Abandonware and unsold products are one of the few cases in which I consider piracy ethical
It gets worse than this.
Not only does most scientific instrument software become abandonware, but there are companies that sell instruments that use the exact same components as they did 20 years ago. The only difference is now they swapped the stainless steel parts for plastic and charge luxury car prices for what will be a piece of garbage in 3 years. These pieces have nothing to do with chemical compatibility and everything to do with increasing the frequency of maintenance that the older models never needed.
IP shouldn’t exist in general.
It was so hard for me to grasp at some point over a decade earlier that in the past, in the middle ages and earlier for example, that people would publish all these educational books…and none of the info was copyrighted; literally anyone could find some book published by some random Greek or Arab person and just take all the knowledge, and release their own stuff that just freely builds on the knowledge contained within, or that inventions could be copied by anyone and no one was like ‘pay me for my brilliance’.
Absolutely.

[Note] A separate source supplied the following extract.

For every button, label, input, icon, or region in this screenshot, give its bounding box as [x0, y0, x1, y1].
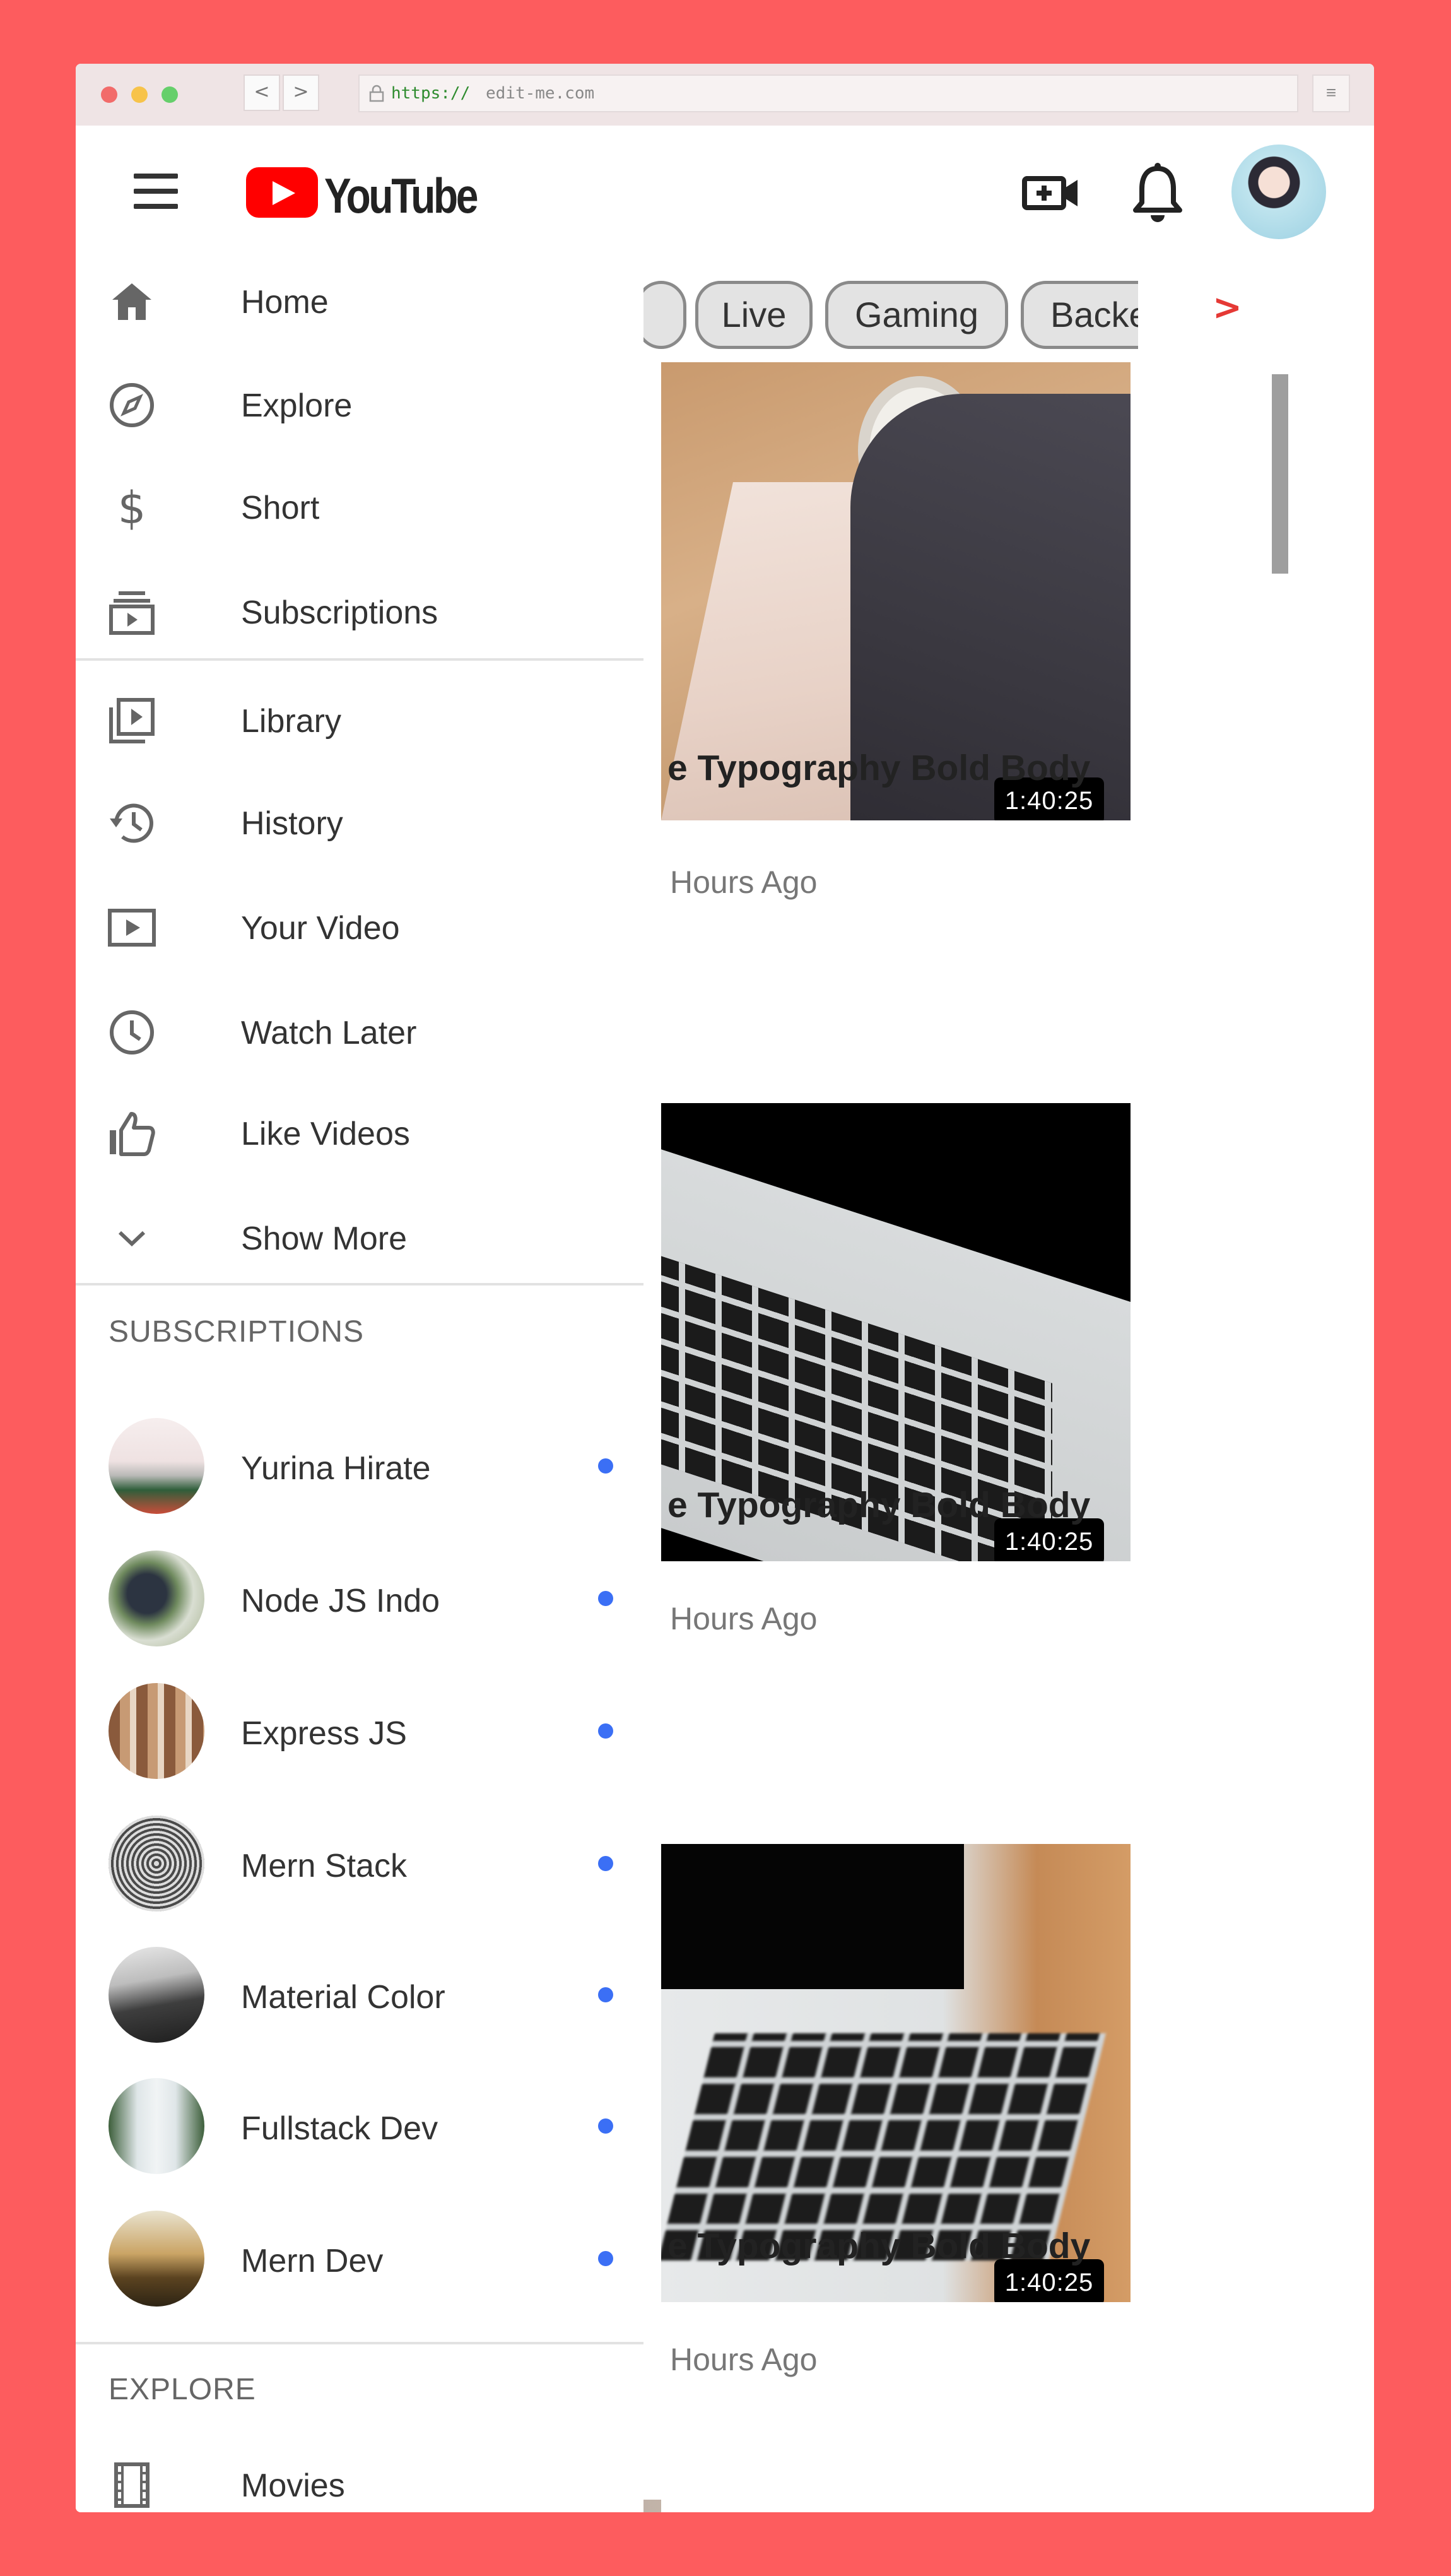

Free flow of information without pay wall allows humanity to collectively build upon itself.
Yes, but it’s important to remember that a much (most?) of that work was performed by those with hereditary wealth, under the patronage of those with hereditary wealth, under the patronage of the church, or by clergy who had plenty of free time beyond their duties and no separate need to earn income for housing and food. In fact, one reason to enter the clergy was to gain access to the resources to pursue other activities.
Kinda related, in the company I used to work everything was done in SAS, an statistical analysis software (SAS duh) that fucking sucks. It’s used to be great, but once your on their environment you are trapped for fucking forever. I hated it and refuse to learned it over what was basic for my daily tasks. A couple of months I moved to another company that used to pay a consulting firm for my job, so my boss and me had to start everything fresh and the first thing we did was to study what are going to use as statistics software and I fight tooth and nails for Python and one of the points I pushed was that if in the future we decide to move out of Python we could easily can do it, while other solutions could locked up us with them.
God, back when I was a kid my father used to be against me playing video games so I’d have to find some free way to game and I just lived on abandonware games. I downloaded games that were either kind of old and came out around the mid-90’s or even earlier, or had just been abandoned; that and a ton of gaming on emulators.
So many fun old games, sooooo many fun old games. Also lots and lots of ASCII rpg games, lots and lots of ASCII rpg games.